New York Post

Mart-mania party to poop out: Goldman

- By KEVIN DUGAN kdugan@nypost.com

Turn out the lights — the party’s over. Goldman Sachs has warned the Trump stock market rally, which has lifted the Dow Jones industrial average 13 percent since Election Day, could soon come to an end.

The Wall Street bank said investors sensing proposed tax cuts and regulation rollbacks would energize a torpid US economy have hit “maximum optimism.”

Any serious tax cuts will likely not happen until 2018, the bank said.

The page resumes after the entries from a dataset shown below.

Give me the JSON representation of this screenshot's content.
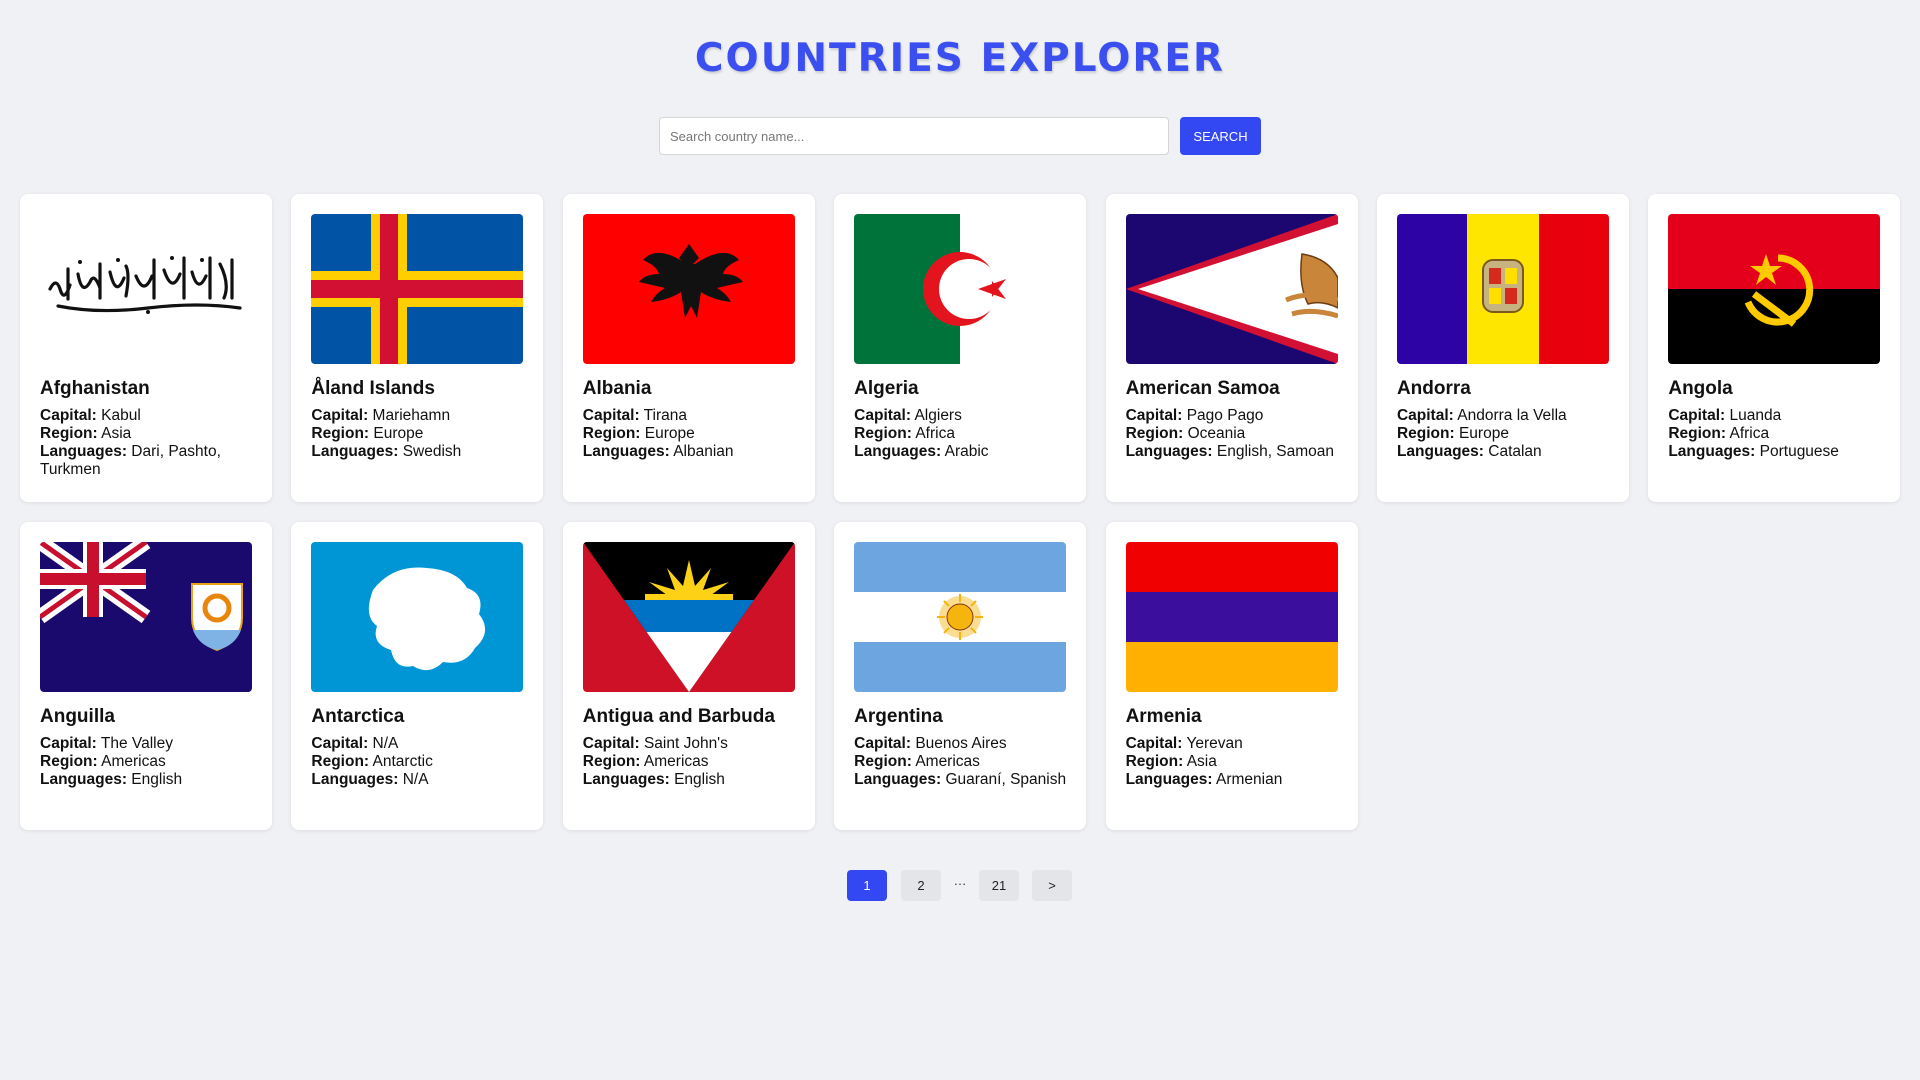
{
  "header": {
    "title": "COUNTRIES EXPLORER"
  },
  "search": {
    "placeholder": "Search country name...",
    "button_label": "SEARCH"
  },
  "labels": {
    "capital": "Capital:",
    "region": "Region:",
    "languages": "Languages:"
  },
  "countries": [
    {
      "name": "Afghanistan",
      "capital": "Kabul",
      "region": "Asia",
      "languages": "Dari, Pashto, Turkmen",
      "flag_icon": "afghanistan-flag-icon"
    },
    {
      "name": "Åland Islands",
      "capital": "Mariehamn",
      "region": "Europe",
      "languages": "Swedish",
      "flag_icon": "aland-islands-flag-icon"
    },
    {
      "name": "Albania",
      "capital": "Tirana",
      "region": "Europe",
      "languages": "Albanian",
      "flag_icon": "albania-flag-icon"
    },
    {
      "name": "Algeria",
      "capital": "Algiers",
      "region": "Africa",
      "languages": "Arabic",
      "flag_icon": "algeria-flag-icon"
    },
    {
      "name": "American Samoa",
      "capital": "Pago Pago",
      "region": "Oceania",
      "languages": "English, Samoan",
      "flag_icon": "american-samoa-flag-icon"
    },
    {
      "name": "Andorra",
      "capital": "Andorra la Vella",
      "region": "Europe",
      "languages": "Catalan",
      "flag_icon": "andorra-flag-icon"
    },
    {
      "name": "Angola",
      "capital": "Luanda",
      "region": "Africa",
      "languages": "Portuguese",
      "flag_icon": "angola-flag-icon"
    },
    {
      "name": "Anguilla",
      "capital": "The Valley",
      "region": "Americas",
      "languages": "English",
      "flag_icon": "anguilla-flag-icon"
    },
    {
      "name": "Antarctica",
      "capital": "N/A",
      "region": "Antarctic",
      "languages": "N/A",
      "flag_icon": "antarctica-flag-icon"
    },
    {
      "name": "Antigua and Barbuda",
      "capital": "Saint John's",
      "region": "Americas",
      "languages": "English",
      "flag_icon": "antigua-and-barbuda-flag-icon"
    },
    {
      "name": "Argentina",
      "capital": "Buenos Aires",
      "region": "Americas",
      "languages": "Guaraní, Spanish",
      "flag_icon": "argentina-flag-icon"
    },
    {
      "name": "Armenia",
      "capital": "Yerevan",
      "region": "Asia",
      "languages": "Armenian",
      "flag_icon": "armenia-flag-icon"
    }
  ],
  "pagination": {
    "pages": [
      "1",
      "2",
      "…",
      "21"
    ],
    "current": "1",
    "next_label": ">"
  },
  "colors": {
    "accent": "#3347f2",
    "title": "#3b4ff0",
    "background": "#f0f1f5"
  }
}
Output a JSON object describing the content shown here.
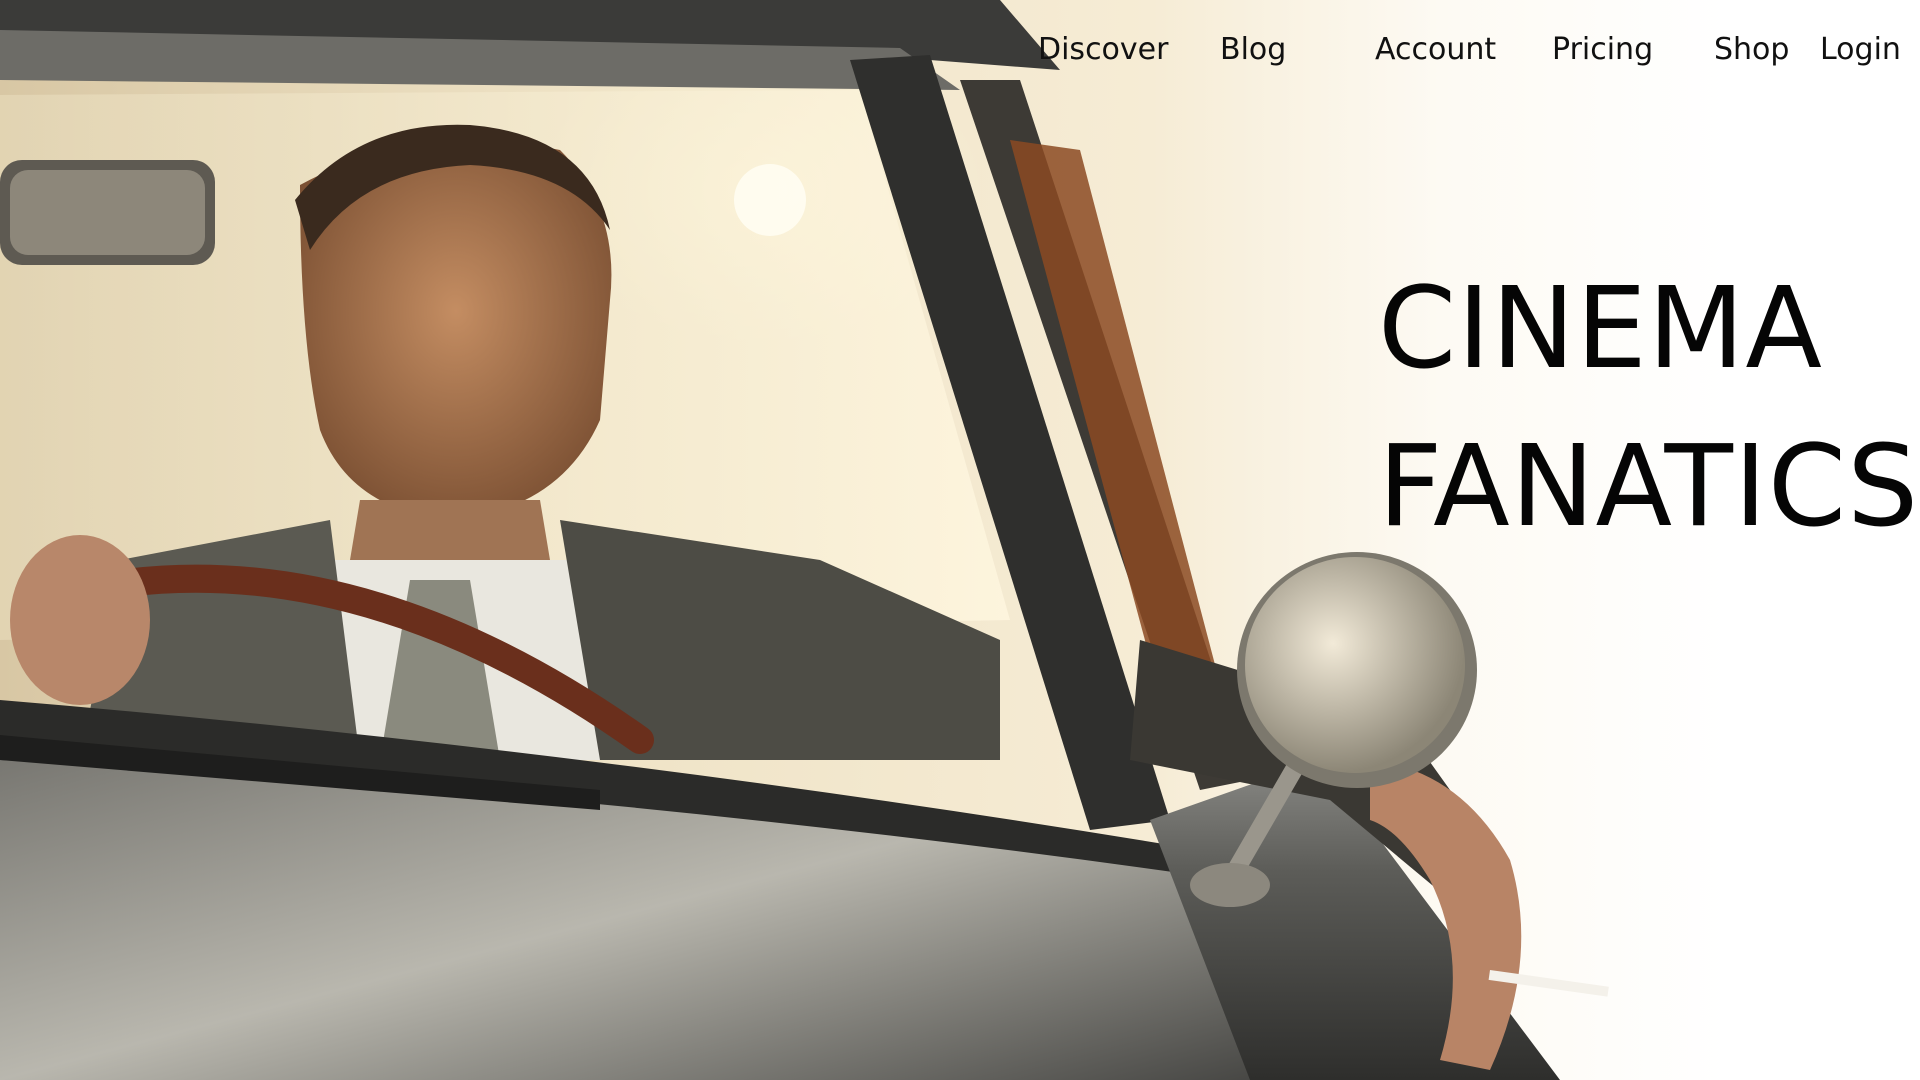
{
  "nav": {
    "items": [
      {
        "label": "Discover"
      },
      {
        "label": "Blog"
      },
      {
        "label": "Account"
      },
      {
        "label": "Pricing"
      },
      {
        "label": "Shop"
      },
      {
        "label": "Login"
      }
    ]
  },
  "hero": {
    "title_line1": "CINEMA",
    "title_line2": "FANATICS",
    "image": "man-driving-classic-car-photo"
  },
  "colors": {
    "text": "#111111",
    "background": "#ffffff",
    "car_body": "#4a4a4a",
    "warm_light": "#f6ecd5"
  }
}
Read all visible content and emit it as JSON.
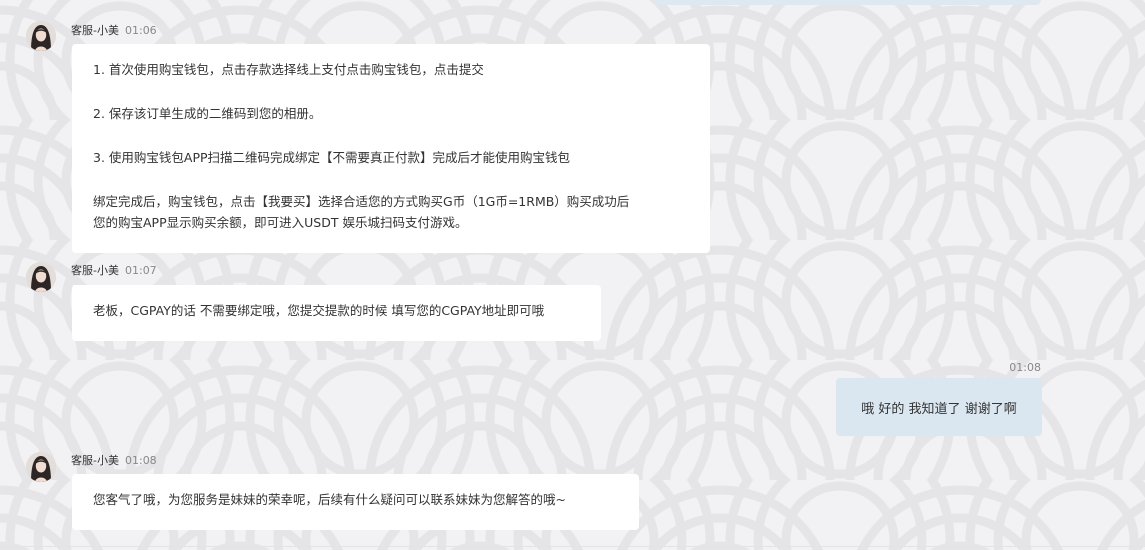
{
  "colors": {
    "page_background": "#f1f1f3",
    "agent_bubble": "#ffffff",
    "self_bubble": "#dbe7f0",
    "text": "#333333",
    "time_text": "#888888"
  },
  "messages": [
    {
      "sender": "客服-小美",
      "time": "01:06",
      "lines": [
        "1. 首次使用购宝钱包，点击存款选择线上支付点击购宝钱包，点击提交",
        "2. 保存该订单生成的二维码到您的相册。",
        "3. 使用购宝钱包APP扫描二维码完成绑定【不需要真正付款】完成后才能使用购宝钱包",
        "绑定完成后，购宝钱包，点击【我要买】选择合适您的方式购买G币（1G币=1RMB）购买成功后",
        "您的购宝APP显示购买余额，即可进入USDT 娱乐城扫码支付游戏。"
      ]
    },
    {
      "sender": "客服-小美",
      "time": "01:07",
      "lines": [
        "老板，CGPAY的话 不需要绑定哦，您提交提款的时候 填写您的CGPAY地址即可哦"
      ]
    },
    {
      "sender": "",
      "time": "01:08",
      "self": true,
      "lines": [
        "哦 好的 我知道了 谢谢了啊"
      ]
    },
    {
      "sender": "客服-小美",
      "time": "01:08",
      "lines": [
        "您客气了哦，为您服务是妹妹的荣幸呢，后续有什么疑问可以联系妹妹为您解答的哦~"
      ]
    }
  ]
}
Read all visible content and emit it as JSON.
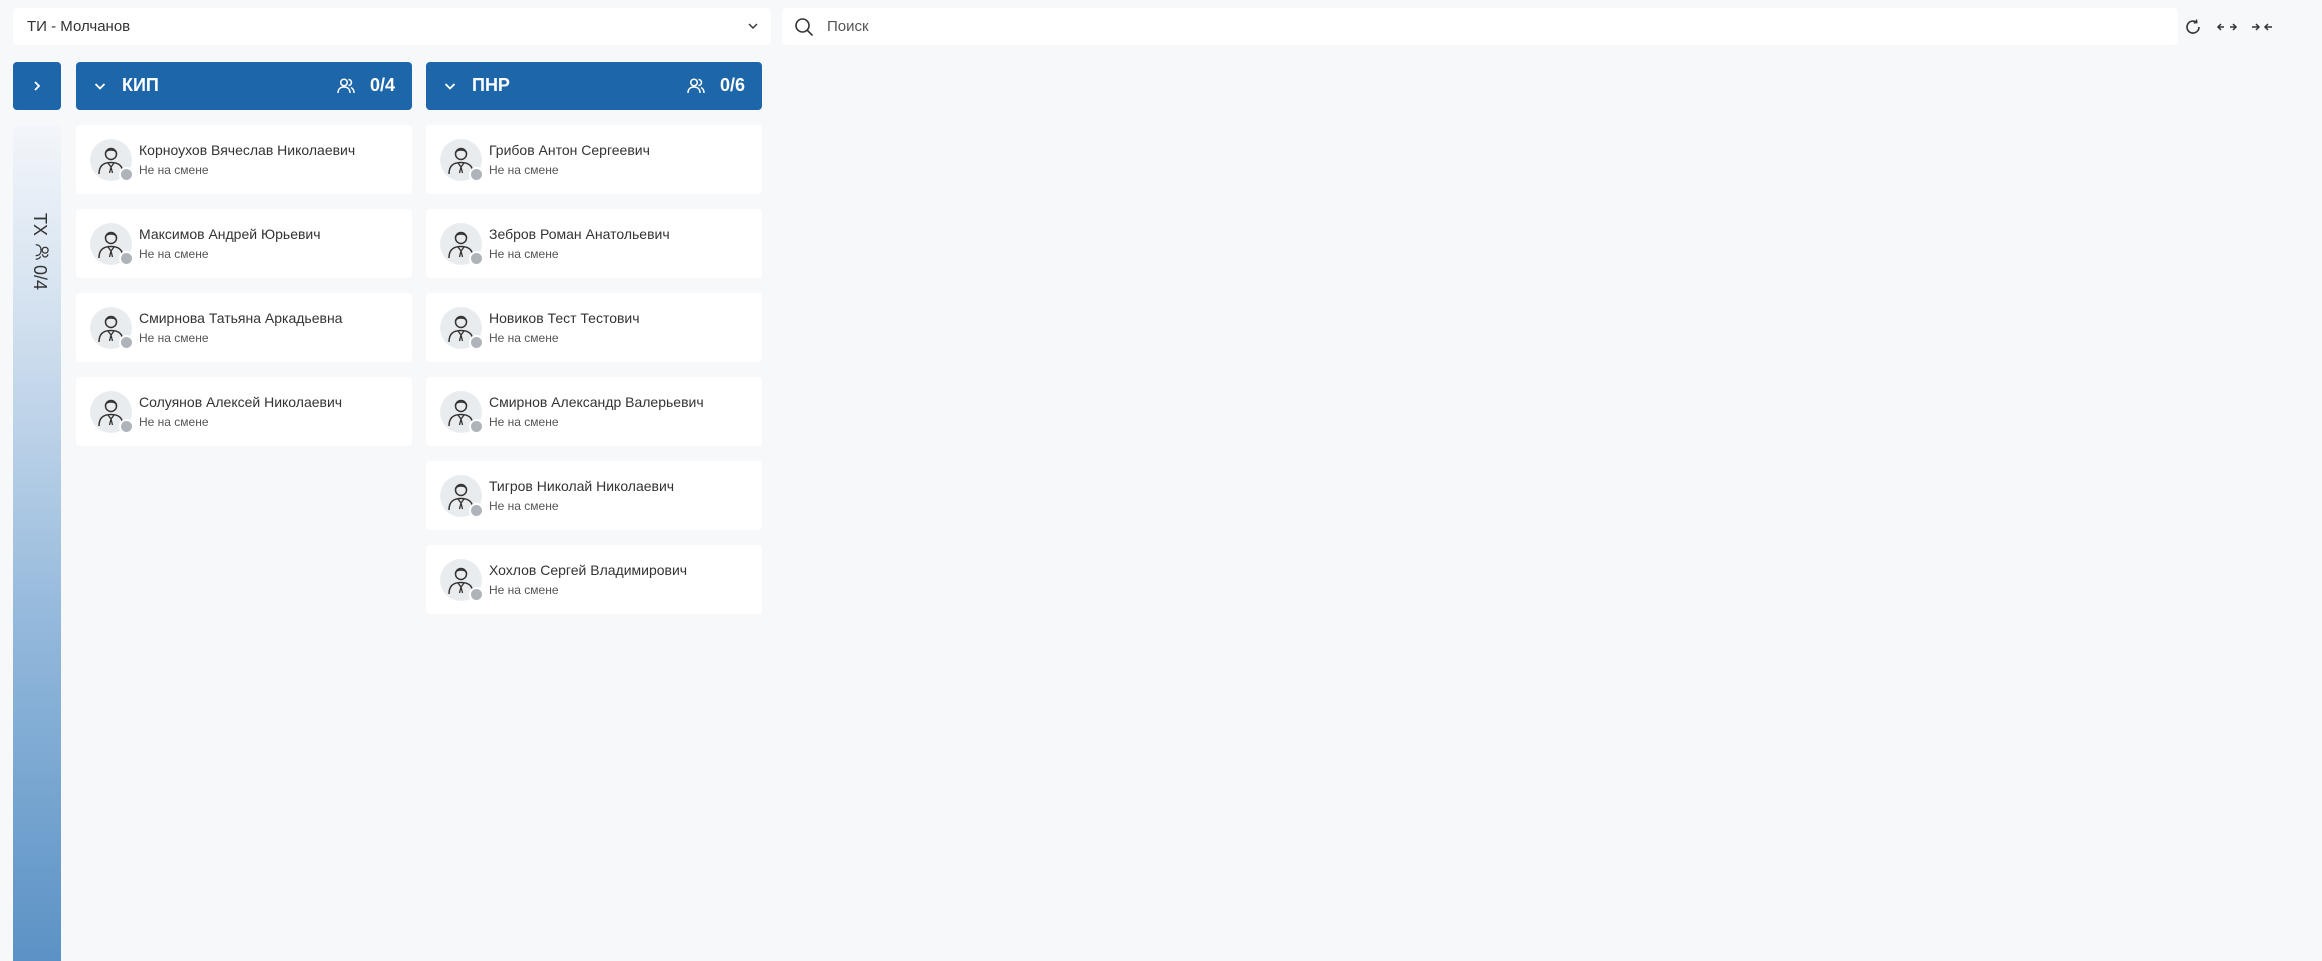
{
  "topbar": {
    "selected_team": "ТИ - Молчанов",
    "search_placeholder": "Поиск"
  },
  "collapsed_group": {
    "label": "ТХ",
    "count": "0/4"
  },
  "groups": [
    {
      "title": "КИП",
      "count": "0/4",
      "members": [
        {
          "name": "Корноухов Вячеслав Николаевич",
          "status": "Не на смене"
        },
        {
          "name": "Максимов Андрей Юрьевич",
          "status": "Не на смене"
        },
        {
          "name": "Смирнова Татьяна Аркадьевна",
          "status": "Не на смене"
        },
        {
          "name": "Солуянов Алексей Николаевич",
          "status": "Не на смене"
        }
      ]
    },
    {
      "title": "ПНР",
      "count": "0/6",
      "members": [
        {
          "name": "Грибов Антон Сергеевич",
          "status": "Не на смене"
        },
        {
          "name": "Зебров Роман Анатольевич",
          "status": "Не на смене"
        },
        {
          "name": "Новиков Тест Тестович",
          "status": "Не на смене"
        },
        {
          "name": "Смирнов Александр Валерьевич",
          "status": "Не на смене"
        },
        {
          "name": "Тигров Николай Николаевич",
          "status": "Не на смене"
        },
        {
          "name": "Хохлов Сергей Владимирович",
          "status": "Не на смене"
        }
      ]
    }
  ],
  "colors": {
    "accent": "#1d66aa",
    "offline_dot": "#aeb4ba",
    "background": "#f7f8fa"
  }
}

“We are approachin­g the point of maximum optimism, and the S&P 500 will give back recent gains as investors embrace the reality that tax reform is likely to provide a smaller, later tailwind to corporate earnings than originally expected,” David Kostin, Goldman’s chief US equity strategist, wrote in a report.

A Goldman economist followed the Kostin report by warning clients that congressio­nal Republican­s were in such disarray over the threat to appeal ObamaCare that any other priorities — including tax breaks — are likely to get delayed.

“More importantl­y, the difficulty the Republican majority is having addressing a key political priority suggests that lawmakers might ultimately need to scale back their ambitions in other areas as well, such as tax reform,” economist Alec Phillips wrote in a note.

Separately, Goldman Chief Executive Lloyd Blankfein is going to Washington.

Blankfein is expected to make his first visit to the Trump White House on Thursday evening — for a business council meeting.

It’s expected that Treasury Secretary Steve Mnuchin and Office of Management and Budget Director Gary Cohn, both Goldman alums, will attend. It wasn’t clear, according to people briefed on the list of attendees, whether President Trump would swing by the meeting.